Oxybutynin, a medication originally designed for overactive bladder, has also shown effectiveness. In a randomized trial, both low and standard doses reduced hot flashes compared to placebo. The trade-off is side effects, particularly dry mouth, which affected about 21% of women on the lower dose and 33% on the higher dose. Difficulty urinating and abdominal discomfort were also more common, though most side effects were mild.

Other options that doctors sometimes prescribe off-label include certain antidepressants and anti-seizure medications that affect the same brain pathways involved in temperature regulation. These vary in effectiveness and side effects, so finding the right fit often takes some trial and adjustment.

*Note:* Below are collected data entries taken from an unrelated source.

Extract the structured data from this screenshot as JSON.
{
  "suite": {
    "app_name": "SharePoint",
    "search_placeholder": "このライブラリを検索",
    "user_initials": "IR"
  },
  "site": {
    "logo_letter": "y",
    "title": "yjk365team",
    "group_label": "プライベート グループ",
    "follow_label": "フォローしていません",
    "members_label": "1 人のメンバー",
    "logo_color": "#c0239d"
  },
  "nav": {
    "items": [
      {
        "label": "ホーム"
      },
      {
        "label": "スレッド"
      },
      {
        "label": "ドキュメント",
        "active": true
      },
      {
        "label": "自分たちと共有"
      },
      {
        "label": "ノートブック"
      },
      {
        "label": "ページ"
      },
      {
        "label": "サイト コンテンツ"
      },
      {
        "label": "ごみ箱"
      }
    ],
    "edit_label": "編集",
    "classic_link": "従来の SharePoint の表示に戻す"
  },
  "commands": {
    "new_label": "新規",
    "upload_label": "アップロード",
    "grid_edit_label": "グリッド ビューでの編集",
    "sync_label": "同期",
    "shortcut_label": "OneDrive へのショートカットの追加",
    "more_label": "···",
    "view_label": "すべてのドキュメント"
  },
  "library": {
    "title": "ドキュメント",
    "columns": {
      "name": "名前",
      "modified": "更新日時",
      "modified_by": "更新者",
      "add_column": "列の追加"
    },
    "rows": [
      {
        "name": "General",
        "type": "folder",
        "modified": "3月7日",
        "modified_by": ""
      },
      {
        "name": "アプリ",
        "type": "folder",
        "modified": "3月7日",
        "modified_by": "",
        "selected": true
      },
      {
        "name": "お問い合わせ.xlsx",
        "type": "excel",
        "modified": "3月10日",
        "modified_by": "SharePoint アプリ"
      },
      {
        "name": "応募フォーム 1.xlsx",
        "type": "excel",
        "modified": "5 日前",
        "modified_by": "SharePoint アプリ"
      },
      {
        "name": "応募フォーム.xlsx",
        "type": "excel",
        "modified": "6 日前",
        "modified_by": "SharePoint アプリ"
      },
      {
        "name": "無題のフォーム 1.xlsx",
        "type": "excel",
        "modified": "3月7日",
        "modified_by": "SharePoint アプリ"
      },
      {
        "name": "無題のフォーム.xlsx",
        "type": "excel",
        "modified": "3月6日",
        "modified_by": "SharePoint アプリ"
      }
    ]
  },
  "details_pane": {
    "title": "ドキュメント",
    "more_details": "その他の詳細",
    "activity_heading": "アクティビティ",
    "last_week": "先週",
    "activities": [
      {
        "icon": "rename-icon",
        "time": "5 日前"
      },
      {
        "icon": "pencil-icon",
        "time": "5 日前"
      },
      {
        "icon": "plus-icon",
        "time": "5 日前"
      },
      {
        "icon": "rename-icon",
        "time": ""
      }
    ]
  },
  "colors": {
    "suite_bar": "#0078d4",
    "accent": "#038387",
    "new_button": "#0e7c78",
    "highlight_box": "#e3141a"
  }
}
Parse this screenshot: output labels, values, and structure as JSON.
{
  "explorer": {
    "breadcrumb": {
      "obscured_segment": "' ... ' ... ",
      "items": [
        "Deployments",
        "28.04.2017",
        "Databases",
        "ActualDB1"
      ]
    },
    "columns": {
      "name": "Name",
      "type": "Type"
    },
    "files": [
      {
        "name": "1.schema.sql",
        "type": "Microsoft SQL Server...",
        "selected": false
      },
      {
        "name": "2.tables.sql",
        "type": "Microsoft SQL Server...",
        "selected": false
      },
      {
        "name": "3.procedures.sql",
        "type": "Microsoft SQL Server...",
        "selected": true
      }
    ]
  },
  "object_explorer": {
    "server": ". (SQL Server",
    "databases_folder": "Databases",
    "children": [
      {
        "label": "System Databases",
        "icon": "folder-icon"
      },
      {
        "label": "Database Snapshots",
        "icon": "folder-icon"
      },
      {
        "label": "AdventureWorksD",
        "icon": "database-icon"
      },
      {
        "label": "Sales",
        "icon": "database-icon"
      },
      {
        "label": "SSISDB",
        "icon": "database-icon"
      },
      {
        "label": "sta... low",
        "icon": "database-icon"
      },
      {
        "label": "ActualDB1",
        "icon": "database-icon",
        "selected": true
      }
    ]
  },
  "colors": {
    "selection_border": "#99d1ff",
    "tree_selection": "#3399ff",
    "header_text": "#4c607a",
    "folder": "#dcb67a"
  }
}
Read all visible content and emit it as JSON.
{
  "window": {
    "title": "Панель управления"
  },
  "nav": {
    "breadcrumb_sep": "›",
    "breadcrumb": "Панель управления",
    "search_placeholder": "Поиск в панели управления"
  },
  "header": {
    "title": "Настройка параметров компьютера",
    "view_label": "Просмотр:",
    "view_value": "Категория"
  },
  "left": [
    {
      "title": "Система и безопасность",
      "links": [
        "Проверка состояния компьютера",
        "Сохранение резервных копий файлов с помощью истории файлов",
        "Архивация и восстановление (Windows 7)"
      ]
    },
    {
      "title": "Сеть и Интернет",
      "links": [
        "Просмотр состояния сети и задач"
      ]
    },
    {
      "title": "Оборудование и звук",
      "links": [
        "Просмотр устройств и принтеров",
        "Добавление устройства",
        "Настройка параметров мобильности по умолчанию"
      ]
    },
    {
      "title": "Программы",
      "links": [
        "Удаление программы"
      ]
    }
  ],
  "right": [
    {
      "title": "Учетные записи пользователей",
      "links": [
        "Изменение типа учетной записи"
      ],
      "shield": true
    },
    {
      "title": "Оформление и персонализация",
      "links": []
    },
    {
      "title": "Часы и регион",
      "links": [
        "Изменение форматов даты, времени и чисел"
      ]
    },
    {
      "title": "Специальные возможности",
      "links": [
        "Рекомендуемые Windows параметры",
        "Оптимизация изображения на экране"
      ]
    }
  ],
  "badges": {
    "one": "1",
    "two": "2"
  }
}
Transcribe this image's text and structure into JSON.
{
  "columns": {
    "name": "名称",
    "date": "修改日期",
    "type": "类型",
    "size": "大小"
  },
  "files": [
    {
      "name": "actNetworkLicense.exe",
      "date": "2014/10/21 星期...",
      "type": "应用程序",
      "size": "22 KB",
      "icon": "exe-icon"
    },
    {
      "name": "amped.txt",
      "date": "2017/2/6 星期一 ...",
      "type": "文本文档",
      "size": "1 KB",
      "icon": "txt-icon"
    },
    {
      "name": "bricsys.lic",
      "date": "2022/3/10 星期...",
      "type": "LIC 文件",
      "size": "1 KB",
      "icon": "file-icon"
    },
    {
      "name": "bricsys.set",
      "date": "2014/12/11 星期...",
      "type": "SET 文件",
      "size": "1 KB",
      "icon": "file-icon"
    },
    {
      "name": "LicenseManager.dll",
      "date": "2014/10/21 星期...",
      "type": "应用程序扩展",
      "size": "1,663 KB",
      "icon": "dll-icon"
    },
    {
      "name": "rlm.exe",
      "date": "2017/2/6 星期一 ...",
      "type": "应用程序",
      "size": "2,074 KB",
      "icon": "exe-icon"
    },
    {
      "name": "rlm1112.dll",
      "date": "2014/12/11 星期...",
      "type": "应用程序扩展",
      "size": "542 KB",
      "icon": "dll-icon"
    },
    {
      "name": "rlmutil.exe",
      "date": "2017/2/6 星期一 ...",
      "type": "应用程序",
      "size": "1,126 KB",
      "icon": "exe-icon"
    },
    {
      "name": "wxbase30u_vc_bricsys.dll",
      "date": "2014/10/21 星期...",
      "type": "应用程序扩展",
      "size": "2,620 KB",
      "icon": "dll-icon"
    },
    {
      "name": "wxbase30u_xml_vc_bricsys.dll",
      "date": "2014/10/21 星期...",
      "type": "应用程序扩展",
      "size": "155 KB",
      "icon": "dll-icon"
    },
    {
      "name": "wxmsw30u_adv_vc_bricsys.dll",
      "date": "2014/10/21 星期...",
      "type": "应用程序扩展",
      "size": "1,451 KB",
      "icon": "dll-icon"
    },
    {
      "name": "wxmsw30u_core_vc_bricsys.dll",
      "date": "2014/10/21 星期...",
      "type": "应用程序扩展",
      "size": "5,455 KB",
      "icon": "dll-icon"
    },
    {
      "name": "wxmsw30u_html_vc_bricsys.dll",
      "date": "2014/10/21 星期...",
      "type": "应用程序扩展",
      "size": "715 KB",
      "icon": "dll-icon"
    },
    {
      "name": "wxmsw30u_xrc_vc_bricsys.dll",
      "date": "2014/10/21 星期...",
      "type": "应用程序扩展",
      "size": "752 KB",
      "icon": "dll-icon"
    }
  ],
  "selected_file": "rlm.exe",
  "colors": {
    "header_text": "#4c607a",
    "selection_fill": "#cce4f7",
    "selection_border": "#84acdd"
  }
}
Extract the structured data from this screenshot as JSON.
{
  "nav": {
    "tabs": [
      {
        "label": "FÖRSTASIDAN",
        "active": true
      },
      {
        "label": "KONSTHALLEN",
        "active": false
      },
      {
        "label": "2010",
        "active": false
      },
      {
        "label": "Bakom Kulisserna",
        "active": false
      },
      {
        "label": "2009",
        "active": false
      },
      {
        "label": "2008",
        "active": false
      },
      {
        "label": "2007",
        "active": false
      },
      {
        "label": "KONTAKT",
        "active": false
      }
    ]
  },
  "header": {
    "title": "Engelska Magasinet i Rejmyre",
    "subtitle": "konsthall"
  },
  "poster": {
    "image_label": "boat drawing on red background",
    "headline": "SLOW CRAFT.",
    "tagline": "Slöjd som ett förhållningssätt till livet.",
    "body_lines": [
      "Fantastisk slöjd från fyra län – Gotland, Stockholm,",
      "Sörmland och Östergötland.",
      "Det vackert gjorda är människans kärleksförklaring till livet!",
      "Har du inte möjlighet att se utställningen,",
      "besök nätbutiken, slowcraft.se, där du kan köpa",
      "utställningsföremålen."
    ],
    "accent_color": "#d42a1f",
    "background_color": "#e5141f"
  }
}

How Long Night Sweats Typically Last

Understanding the timeline helps with planning your approach. In a large longitudinal study published in JAMA Internal Medicine, more than half of women with frequent hot flashes experienced them for over 7 years total. Women who started having symptoms while still in early perimenopause had the longest duration, with a median exceeding 11.8 years. Women whose symptoms didn’t begin until after their final period had a shorter course, with a median of about 3.4 years.

Race also plays a role in duration. African American women reported the longest median duration at 10.1 years. These numbers highlight why many women benefit from combining quick environmental fixes with longer-term medical or behavioral strategies rather than simply waiting for symptoms to pass.